As such, the Commission is faced with a decision on how to apply its enforcement authority. The initial complaint and the accompanying staff-proposed stipulated settlement included only a single alleged violation carrying a $250.00 administrative penalty. At that level of enforcement, gaming facility operators are perversely incentivized to violate the state’s laws and rules until the conclusion of the administrative process. Considering only what transpired after the Commission formally put Ebro on notice of the alleged violation, the thousands of potential hands dealt would produce a take far exceeding the $250.00 administrative penalty, incentivizing operators to ignore the Commission’s procedures and enforcement actions. The staff-recommended settlement was rejected by the Commission at its May meeting, signaling that the commissioners may be interested in a more thorough staff review of the cardroom’s conduct and higher sanctions as a result of the illegal gambling activity.

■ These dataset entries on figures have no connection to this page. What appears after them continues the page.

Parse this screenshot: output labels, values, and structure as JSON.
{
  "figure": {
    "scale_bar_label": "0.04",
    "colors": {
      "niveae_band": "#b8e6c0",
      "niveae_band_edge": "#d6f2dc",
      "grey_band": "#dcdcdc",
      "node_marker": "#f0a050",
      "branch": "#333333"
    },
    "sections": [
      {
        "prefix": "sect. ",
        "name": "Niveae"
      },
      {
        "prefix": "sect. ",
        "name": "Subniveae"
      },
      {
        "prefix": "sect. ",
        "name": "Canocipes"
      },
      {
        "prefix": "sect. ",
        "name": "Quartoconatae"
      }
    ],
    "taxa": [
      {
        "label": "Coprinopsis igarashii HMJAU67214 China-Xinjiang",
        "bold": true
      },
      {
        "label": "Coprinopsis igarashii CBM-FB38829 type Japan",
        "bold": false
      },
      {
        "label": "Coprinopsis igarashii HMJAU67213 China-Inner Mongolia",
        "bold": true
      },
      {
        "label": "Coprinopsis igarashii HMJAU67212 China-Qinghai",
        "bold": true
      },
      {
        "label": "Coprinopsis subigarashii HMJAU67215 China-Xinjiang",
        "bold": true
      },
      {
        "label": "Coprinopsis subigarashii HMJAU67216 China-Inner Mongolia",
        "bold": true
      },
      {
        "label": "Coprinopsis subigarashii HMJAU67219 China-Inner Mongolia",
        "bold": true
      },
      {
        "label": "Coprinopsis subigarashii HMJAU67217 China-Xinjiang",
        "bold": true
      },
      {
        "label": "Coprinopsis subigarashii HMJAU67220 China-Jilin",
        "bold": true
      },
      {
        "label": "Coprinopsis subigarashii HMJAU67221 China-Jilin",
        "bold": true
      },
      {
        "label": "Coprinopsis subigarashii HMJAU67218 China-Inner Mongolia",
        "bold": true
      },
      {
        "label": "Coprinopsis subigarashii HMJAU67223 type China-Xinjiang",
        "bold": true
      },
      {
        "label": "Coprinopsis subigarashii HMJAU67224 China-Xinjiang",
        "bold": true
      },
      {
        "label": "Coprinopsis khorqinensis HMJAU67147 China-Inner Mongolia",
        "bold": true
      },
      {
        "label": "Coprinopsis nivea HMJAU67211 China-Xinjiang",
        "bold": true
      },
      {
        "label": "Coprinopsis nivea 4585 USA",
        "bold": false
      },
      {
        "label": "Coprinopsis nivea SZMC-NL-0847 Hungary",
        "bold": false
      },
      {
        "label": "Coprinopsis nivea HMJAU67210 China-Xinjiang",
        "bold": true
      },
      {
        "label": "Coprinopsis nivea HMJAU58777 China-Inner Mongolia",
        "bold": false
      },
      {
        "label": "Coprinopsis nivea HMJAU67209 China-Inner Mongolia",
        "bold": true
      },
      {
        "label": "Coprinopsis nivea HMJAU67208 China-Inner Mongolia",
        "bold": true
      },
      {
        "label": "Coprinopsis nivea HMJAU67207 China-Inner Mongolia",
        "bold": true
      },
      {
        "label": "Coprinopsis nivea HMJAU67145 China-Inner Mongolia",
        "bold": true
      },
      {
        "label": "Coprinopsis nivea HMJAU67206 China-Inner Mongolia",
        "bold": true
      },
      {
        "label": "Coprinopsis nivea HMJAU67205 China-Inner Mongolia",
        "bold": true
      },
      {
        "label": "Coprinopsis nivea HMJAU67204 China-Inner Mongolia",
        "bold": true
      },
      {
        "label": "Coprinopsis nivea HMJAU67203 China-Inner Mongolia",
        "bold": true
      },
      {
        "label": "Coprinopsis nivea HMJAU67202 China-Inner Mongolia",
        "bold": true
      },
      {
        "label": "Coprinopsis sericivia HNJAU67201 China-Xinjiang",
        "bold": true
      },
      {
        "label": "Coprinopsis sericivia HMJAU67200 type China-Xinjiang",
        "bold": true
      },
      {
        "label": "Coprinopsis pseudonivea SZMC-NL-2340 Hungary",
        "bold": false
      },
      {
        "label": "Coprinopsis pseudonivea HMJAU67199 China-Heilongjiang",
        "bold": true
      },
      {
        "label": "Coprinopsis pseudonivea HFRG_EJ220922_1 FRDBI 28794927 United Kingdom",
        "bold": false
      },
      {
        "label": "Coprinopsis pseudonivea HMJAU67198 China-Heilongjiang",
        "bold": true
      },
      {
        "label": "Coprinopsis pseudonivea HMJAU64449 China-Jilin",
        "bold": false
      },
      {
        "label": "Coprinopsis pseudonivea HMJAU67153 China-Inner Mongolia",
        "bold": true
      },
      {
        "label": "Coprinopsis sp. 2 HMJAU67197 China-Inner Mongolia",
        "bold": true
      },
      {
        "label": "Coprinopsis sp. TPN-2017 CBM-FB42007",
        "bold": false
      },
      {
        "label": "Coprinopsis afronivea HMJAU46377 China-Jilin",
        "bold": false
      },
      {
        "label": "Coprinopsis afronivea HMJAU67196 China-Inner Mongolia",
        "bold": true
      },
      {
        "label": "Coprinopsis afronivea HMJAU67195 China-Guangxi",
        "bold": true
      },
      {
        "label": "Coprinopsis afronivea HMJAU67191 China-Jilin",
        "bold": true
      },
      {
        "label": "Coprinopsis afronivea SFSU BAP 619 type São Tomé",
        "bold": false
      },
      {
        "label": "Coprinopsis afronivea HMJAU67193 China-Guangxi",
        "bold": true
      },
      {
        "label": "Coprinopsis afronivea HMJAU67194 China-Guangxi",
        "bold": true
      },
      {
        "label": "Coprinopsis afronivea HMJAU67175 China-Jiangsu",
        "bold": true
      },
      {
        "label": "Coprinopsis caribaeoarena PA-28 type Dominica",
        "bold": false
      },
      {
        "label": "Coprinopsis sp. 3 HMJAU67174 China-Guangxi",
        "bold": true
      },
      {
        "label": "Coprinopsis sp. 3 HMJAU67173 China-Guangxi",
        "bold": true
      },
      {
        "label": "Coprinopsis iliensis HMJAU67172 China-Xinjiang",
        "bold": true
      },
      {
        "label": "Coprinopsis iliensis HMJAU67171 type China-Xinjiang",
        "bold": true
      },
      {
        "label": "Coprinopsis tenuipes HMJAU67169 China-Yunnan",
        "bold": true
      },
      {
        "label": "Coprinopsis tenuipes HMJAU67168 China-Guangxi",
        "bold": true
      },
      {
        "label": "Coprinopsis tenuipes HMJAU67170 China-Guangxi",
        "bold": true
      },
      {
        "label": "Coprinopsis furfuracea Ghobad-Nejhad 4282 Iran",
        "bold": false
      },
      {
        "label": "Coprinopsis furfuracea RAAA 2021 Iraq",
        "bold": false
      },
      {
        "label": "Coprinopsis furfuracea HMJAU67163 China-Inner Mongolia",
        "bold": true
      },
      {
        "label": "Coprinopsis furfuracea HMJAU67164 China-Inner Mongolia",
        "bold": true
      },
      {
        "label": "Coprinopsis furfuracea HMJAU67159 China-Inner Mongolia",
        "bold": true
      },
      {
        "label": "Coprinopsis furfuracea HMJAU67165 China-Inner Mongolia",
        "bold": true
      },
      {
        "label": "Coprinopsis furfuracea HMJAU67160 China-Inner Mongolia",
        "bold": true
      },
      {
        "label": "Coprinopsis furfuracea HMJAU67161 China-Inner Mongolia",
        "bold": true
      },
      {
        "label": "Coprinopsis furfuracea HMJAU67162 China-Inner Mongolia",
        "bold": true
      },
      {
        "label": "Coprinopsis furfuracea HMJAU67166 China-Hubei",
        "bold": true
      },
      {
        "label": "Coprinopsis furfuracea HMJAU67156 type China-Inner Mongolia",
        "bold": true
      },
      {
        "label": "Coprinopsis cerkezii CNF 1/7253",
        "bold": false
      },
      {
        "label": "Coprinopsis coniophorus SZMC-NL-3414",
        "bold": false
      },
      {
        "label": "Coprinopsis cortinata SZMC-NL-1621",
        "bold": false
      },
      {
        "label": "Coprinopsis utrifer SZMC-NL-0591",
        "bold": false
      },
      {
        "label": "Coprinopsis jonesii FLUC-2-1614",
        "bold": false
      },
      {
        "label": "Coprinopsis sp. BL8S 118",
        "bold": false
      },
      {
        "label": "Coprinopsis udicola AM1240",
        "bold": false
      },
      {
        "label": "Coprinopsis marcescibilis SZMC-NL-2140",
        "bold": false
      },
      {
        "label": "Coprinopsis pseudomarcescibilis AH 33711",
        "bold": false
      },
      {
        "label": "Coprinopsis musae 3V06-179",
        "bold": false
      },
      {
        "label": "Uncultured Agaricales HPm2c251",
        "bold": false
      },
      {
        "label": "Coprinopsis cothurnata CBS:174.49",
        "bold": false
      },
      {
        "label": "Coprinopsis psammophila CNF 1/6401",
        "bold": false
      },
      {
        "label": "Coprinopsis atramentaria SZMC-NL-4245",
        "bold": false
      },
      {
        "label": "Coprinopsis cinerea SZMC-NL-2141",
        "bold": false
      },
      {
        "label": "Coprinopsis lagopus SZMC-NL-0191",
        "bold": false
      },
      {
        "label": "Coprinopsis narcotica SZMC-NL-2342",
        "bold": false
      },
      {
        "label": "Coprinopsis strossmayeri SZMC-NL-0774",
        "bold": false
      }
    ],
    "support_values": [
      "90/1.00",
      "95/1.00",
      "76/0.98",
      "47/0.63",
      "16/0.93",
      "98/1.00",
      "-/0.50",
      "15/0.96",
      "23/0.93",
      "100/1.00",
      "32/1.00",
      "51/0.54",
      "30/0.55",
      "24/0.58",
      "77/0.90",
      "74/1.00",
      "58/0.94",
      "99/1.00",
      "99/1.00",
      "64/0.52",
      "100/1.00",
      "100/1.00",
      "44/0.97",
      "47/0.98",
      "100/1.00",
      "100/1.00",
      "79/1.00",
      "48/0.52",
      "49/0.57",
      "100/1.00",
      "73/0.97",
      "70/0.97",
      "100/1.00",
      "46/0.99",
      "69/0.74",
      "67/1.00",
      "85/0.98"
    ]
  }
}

Additionally, the Commission must decide how to apply its regulatory authority. Here, the Commission’s initial complaint alleged one violation of one law, broad brushing Ebro’s conduct and limiting itself to a minimal administrative penalty. However, given the nature of the conduct at issue, the Commission will likely consider the underlying nature of the “violation”. Was there a single violation in offering the game, or thirty additional violations for each day the game was available for play after the complaint was served, or was there a violation in each hand played of an allegedly illegal casino game that Ebro profited from? How the Commission chooses to view a violation in this and similar matters will greatly impact whether regulated gaming facilities are incentivized to follow or flout Florida’s gaming laws.
Thus, the ultimate decision that the Commission makes after reviewing the complaint and the underlying investigation will give industry members a glimpse into how gaming regulation in Florida will develop under the fledgling Commission, and whether the Commission chooses to be a strong regulator or a passive observer to Florida’s legal gaming industry.